Wednesday, January 30, 2013
The Department of Defense's research arm has proposed a new way to recruit military working dogs - by scanning the pups' brains.
Wired.com's military blog Danger Room reports that DARPA (Defense Advanced Research Projects Agency) has a proposal on the table to select military working dogs based on MRI scans that show which pooches are the brightest.
DARPA describes the proposal, called FIDOS (Functional Imaging to Develop Outstanding Service-Dogs), this way:
The objective of this effort is two-fold; first, to optimize the selection of ideal service dogs, both in operational military and therapy environments, and second, to use real-time neural feedback to optimize canine training, shortening training duration, reducing costs, and increasing learned responses.

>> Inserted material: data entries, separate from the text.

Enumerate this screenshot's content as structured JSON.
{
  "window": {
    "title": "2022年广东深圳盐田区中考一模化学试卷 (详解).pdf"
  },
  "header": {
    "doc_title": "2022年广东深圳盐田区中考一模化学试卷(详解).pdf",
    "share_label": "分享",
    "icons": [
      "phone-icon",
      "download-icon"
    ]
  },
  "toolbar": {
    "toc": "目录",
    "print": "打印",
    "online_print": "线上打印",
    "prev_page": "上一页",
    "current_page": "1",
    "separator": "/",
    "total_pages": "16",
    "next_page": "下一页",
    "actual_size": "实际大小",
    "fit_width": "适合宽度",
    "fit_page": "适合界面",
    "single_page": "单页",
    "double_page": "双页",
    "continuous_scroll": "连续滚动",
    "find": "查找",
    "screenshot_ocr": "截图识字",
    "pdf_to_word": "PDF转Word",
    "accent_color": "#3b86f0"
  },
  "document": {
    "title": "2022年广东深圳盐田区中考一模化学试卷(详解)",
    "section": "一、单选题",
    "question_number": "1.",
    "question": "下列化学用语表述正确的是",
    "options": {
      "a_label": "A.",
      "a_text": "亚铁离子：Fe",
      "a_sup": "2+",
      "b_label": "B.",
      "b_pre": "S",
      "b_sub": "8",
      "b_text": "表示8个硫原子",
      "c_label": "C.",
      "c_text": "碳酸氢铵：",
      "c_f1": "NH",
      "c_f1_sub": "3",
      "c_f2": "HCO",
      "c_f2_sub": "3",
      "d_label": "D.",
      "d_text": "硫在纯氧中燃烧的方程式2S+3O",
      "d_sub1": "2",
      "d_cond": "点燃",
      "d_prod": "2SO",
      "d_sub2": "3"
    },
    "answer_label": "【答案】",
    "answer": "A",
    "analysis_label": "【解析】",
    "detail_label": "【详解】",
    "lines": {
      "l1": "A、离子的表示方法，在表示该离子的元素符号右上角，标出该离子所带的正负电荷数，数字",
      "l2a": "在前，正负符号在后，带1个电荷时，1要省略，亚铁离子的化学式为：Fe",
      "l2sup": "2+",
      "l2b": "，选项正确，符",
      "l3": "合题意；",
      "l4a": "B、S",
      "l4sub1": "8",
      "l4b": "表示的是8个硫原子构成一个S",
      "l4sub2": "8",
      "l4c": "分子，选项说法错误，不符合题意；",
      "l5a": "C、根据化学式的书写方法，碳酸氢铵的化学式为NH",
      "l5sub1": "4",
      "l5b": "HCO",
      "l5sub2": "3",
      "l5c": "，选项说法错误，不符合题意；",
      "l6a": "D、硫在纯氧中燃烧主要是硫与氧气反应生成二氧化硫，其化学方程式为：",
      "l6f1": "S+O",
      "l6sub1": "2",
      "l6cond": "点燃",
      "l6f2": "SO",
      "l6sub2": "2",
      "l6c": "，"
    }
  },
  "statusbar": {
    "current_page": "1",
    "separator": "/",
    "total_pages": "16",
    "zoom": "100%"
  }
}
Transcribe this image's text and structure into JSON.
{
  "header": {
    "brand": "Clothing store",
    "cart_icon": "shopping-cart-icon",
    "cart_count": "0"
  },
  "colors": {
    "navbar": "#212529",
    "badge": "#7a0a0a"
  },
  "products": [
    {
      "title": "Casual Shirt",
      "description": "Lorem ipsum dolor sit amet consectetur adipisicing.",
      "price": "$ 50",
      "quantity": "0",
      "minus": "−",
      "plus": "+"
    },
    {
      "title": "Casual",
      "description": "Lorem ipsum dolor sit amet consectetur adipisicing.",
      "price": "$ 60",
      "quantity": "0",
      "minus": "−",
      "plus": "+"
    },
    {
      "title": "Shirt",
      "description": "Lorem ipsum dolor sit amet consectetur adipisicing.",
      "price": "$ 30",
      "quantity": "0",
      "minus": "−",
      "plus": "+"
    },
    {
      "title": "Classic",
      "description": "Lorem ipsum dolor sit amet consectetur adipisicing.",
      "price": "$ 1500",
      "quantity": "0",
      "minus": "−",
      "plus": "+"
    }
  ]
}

DARPA's eagerness to use brain scans as a way of recruiting stems from an Emory University study that showed changes occurred in dogs' brains when they were given rewards for good behavior, according to Danger Room:
Emory University neuroscientist Greg Berns and his colleagues trained dogs to sit unrestrained inside an MRI machine, shown hand signals associated with a food reward, and then scanned. Perhaps unsurprisingly, the researchers noticed increased brain activity in the dogs’ ventral caudate, a region of the brain associated with the neurotransmitter dopamine.
I think the most impressive part is the fact that dogs can be trained to hold still in an MRI machine. I've had just one MRI, and I found it extremely difficult not to move. Good dog!